Une guerre de retard
Le 16 octobre, Emmanuel Macron nous a livré la clé. Il répondait au journal « les Echos », en marge du Mondial de l’Auto : « La clé, c’est de continuer les réformes pour rendre le pays encore plus compétitif. » Cette « clé », la compétitivité, chaque président la brandit depuis plus de quarante ans. Mais elle commence à rouiller, tandis qu’on cherche toujours la serrure à coups de « réformes ».
Le concept de compétitivité est ambivalent. Au sens noble, c’est le renforcement de l’économie par une meilleure formation (la voie scandinave), une innovation plus crépitante, une plus grande audace, une qualité supérieure. Mais, dans la bouche des dirigeants français, l’idée est en général plus simpliste. Il s’agit de se serrer la ceinture.
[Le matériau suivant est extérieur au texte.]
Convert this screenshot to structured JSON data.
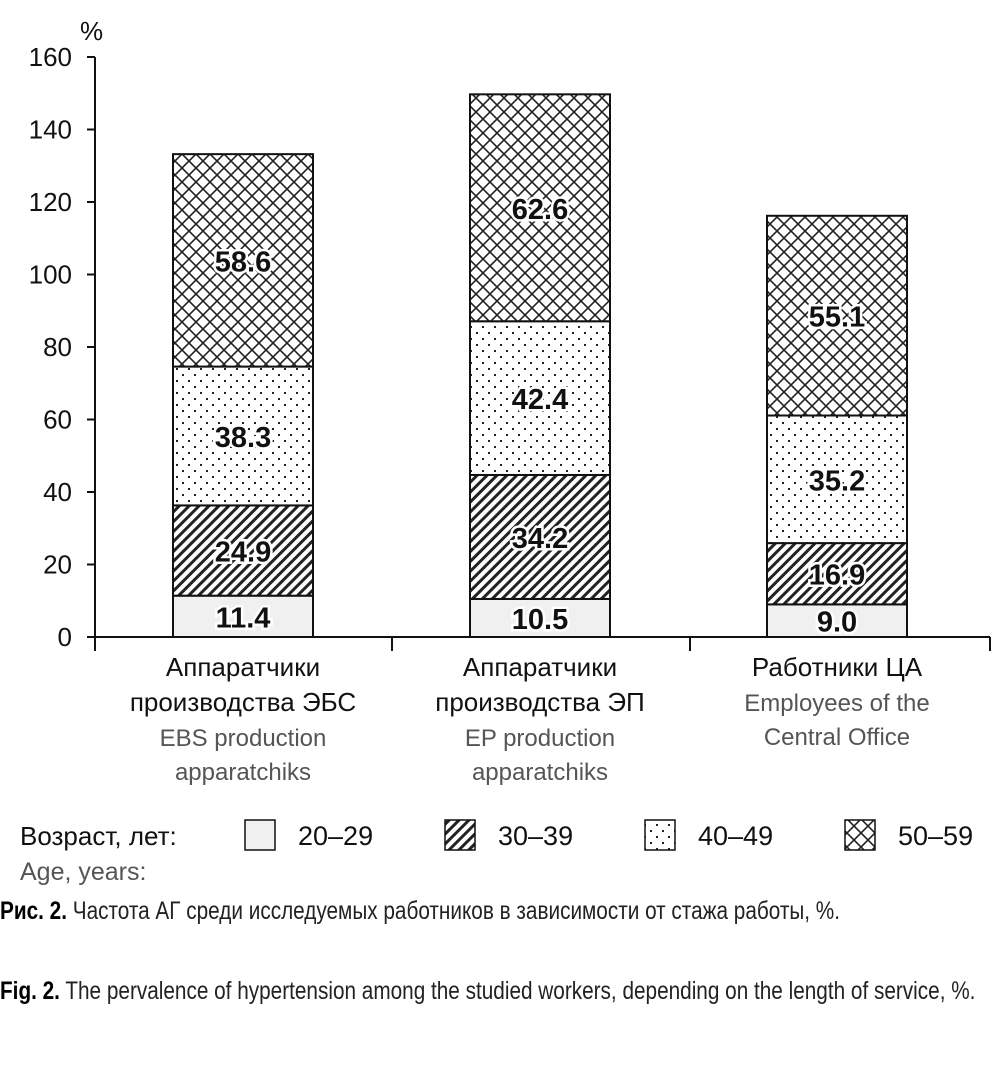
{
  "chart_data": {
    "type": "bar",
    "stacked": true,
    "ylabel": "%",
    "ylim": [
      0,
      160
    ],
    "yticks": [
      0,
      20,
      40,
      60,
      80,
      100,
      120,
      140,
      160
    ],
    "grid": false,
    "categories": [
      {
        "ru": [
          "Аппаратчики",
          "производства ЭБС"
        ],
        "en": [
          "EBS production",
          "apparatchiks"
        ]
      },
      {
        "ru": [
          "Аппаратчики",
          "производства ЭП"
        ],
        "en": [
          "EP production",
          "apparatchiks"
        ]
      },
      {
        "ru": [
          "Работники ЦА"
        ],
        "en": [
          "Employees of the",
          "Central Office"
        ]
      }
    ],
    "series": [
      {
        "name": "20–29",
        "pattern": "solid",
        "values": [
          11.4,
          10.5,
          9.0
        ],
        "labels": [
          "11.4",
          "10.5",
          "9.0"
        ]
      },
      {
        "name": "30–39",
        "pattern": "diagonal",
        "values": [
          24.9,
          34.2,
          16.9
        ],
        "labels": [
          "24.9",
          "34.2",
          "16.9"
        ]
      },
      {
        "name": "40–49",
        "pattern": "dots",
        "values": [
          38.3,
          42.4,
          35.2
        ],
        "labels": [
          "38.3",
          "42.4",
          "35.2"
        ]
      },
      {
        "name": "50–59",
        "pattern": "crosshatch",
        "values": [
          58.6,
          62.6,
          55.1
        ],
        "labels": [
          "58.6",
          "62.6",
          "55.1"
        ]
      }
    ],
    "legend": {
      "title_ru": "Возраст, лет:",
      "title_en": "Age, years:",
      "placement": "bottom"
    }
  },
  "caption": {
    "ru_prefix": "Рис. 2.",
    "ru_text": " Частота АГ среди исследуемых работников в зависимости от стажа работы, %.",
    "en_prefix": "Fig. 2.",
    "en_text": " The pervalence of hypertension among the studied workers, depending on the length of service, %."
  },
  "colors": {
    "solid_fill": "#f0f0f0",
    "axis": "#111111",
    "pattern": "#222222"
  }
}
De comprimer les coûts des entreprises (salaires, impôts, cotisations sociales) afin qu’elles puissent baisser leurs prix à l’exportation et permettre au pays de rattraper l’humiliant « décrochage français » face à l’Allemagne. Que faire d’autre quand on ne peut plus dévaluer le franc ?
Raymond Barre avait inventé la « désinflation compétitive » (qui est devenue le dogme de Pierre Bérégovoy). Sarkozy a fait de la compétitivité la « clé » de sa politique (déjà); Hollande a promu le « choc de compétitivité » (qui a fait long feu). Comme eux, Emmanuel Macron court après elle. Baisse de l’impôt sur les sociétés et de la CVAE (cotisation sur la valeur ajoutée des entreprises), rabotage des services publics, flexibilisation du marché du travail, et aujourd’hui bouclier tarifaire pour éviter la spirale salairesprix… tout est bon pour doper les entreprises françaises.
Avec le recul, le bilan de ces politiques n’est pas flatteur. Le chômage a fini par baisser un peu, certes, mais au prix d’une grande précarité. Le déficit commercial reste abyssal : 139 milliards d’euros sur un an (chiffre d’août 2022), un record. Sans parler de la dette publique qui a explosé et des services publics qui se sont dégradés… Les Français ne sont pas plus satisfaits de leur sort que dans les années 1980, au contraire, et la colère couve. Le modèle « compétitif » allemand est luimême profondément remis en question : rester accro au charbon, dépendre du gaz russe, sacrifier les investissements publics, vendre des gros modèles d’autos dépassés… ses recettes ne sont pas toutes bonnes, après tout. Pourtant, rien ne saurait ébranler le logiciel français : « Dans l’art de la guerre économique, la compétitivité est un objectif stratégique », explique martialement le site de Bercy.
Dans un essai clair (1), un jeune politiste, Benjamin Brice, suggère de changer radicalement d’approche. Le tournant de la compétitivité pouvait être une bonne idée dans les années 1980, dit-il, mais le monde a changé : nos dirigeants ont « une guerre de retard ». Face à l’urgence climatique, la priorité ne devrait plus être de livrer des batailles sur les prix et faire voguer des milliers de porte-conteneurs sur les océans. « La compétitivité aggrave le mal qui mine la planète », tranche l’auteur. La « clé » devrait être un effort collectif de sobriété, c’est-à-dire la réduction de la consommation. Brice a titré son livre « la Sobriété gagnante », un clin d’oeil au vocabulaire winner de l’univers concurrentiel, et il l’a ouvert sur une citation de Raymond Aron, histoire de brouiller les pistes idéologiques. Selon lui, les Français doivent cesser de vivre au-dessus de leurs moyens, réduire les consommations inutiles (à commencer par celles des classes supérieures), relocaliser toutes les activités qui peuvent l’être. C’est une stratégie « gagnante » pour la planète, pour l’indépendance de la France, ses équilibres financiers, son aspiration à l’équité. Est-ce de la décroissance ? Non, il s’agit de remplacer, dans le PIB, des dépenses délétères par des productions relocalisées et des investissements préparant l’avenir. Un énorme chantier : n’en déplaise aux partisans du « droit à la paresse », la sobriété ne demandera pas moins de travail, mais davantage.
(1) « La Sobriété gagnante », Librinova, juillet 2022.
La “clé” de la compétitivité, chaque président la brandit depuis plus de quarante ans. Mais elle commence à rouiller.